For further investigation to avoid reccurrence, please help to provide :
From AIS Server :
- The server.log and eh.log will tell you when the most TPEs occurred, and you can concentrate on these time periods,
- The slow_transactions_log.csv, and server_counters.log.csv are things to look at.
- When running with multiple AIS instances, check if the TPEs occurred at around the same time, which can be an indication that it’s DB-related
Note : You can find those file from <AIS_SERVER>/Instances/ais/logs/
From DB Server :
- SQL_FOR_BATCH_LOG_ARCHIVE and SQL_FOR_BATCH_LOG. These tables log the various activities that are performed by the solution.
- Find out if maintenance was running when the TPEs occurred.
- If maintenance was running at the time, find out which step/SQL is involved.
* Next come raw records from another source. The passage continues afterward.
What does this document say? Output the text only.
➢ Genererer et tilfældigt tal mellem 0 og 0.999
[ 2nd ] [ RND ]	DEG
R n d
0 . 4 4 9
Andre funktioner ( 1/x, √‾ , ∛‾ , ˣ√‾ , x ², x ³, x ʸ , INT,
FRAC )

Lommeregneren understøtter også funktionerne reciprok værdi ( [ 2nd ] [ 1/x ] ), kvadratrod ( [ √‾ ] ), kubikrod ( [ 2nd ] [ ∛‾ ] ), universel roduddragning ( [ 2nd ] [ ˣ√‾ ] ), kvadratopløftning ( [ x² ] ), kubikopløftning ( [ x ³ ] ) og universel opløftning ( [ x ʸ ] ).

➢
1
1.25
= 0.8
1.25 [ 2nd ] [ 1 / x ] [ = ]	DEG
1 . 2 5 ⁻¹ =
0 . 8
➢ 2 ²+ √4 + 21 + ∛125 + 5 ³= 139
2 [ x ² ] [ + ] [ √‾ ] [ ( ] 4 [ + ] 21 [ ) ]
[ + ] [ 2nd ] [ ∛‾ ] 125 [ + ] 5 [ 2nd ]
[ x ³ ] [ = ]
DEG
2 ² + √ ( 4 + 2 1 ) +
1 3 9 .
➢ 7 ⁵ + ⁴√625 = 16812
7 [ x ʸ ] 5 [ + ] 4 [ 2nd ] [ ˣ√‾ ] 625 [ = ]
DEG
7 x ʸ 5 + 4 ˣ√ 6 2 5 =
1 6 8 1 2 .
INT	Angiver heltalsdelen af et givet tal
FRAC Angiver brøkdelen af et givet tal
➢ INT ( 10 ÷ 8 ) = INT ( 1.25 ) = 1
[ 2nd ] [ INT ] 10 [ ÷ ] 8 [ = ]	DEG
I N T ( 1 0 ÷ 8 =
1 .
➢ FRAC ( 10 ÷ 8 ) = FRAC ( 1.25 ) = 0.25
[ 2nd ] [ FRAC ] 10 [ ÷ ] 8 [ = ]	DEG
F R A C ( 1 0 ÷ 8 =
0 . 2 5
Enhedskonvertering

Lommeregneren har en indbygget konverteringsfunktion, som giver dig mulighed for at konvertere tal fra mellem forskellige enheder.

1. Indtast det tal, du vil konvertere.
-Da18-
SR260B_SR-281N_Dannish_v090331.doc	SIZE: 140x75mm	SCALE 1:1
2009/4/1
- Disk Usage Summary when the most TPEs occurred.
- Query Statistics History when the most TPEs occurred.
- Server Activity History when the most TPEs occurred.
Send all data above to Q2 Support ([email protected]) for further investigation
And during investigation, you need to make sure :
- Network Latency among server AIS - DB, AIS - RCM, and DB - RCM is <1ms
- Disk Latency for Database server is <10ms
- Monitor Performance Activity for each Server AIS, DB, RCM.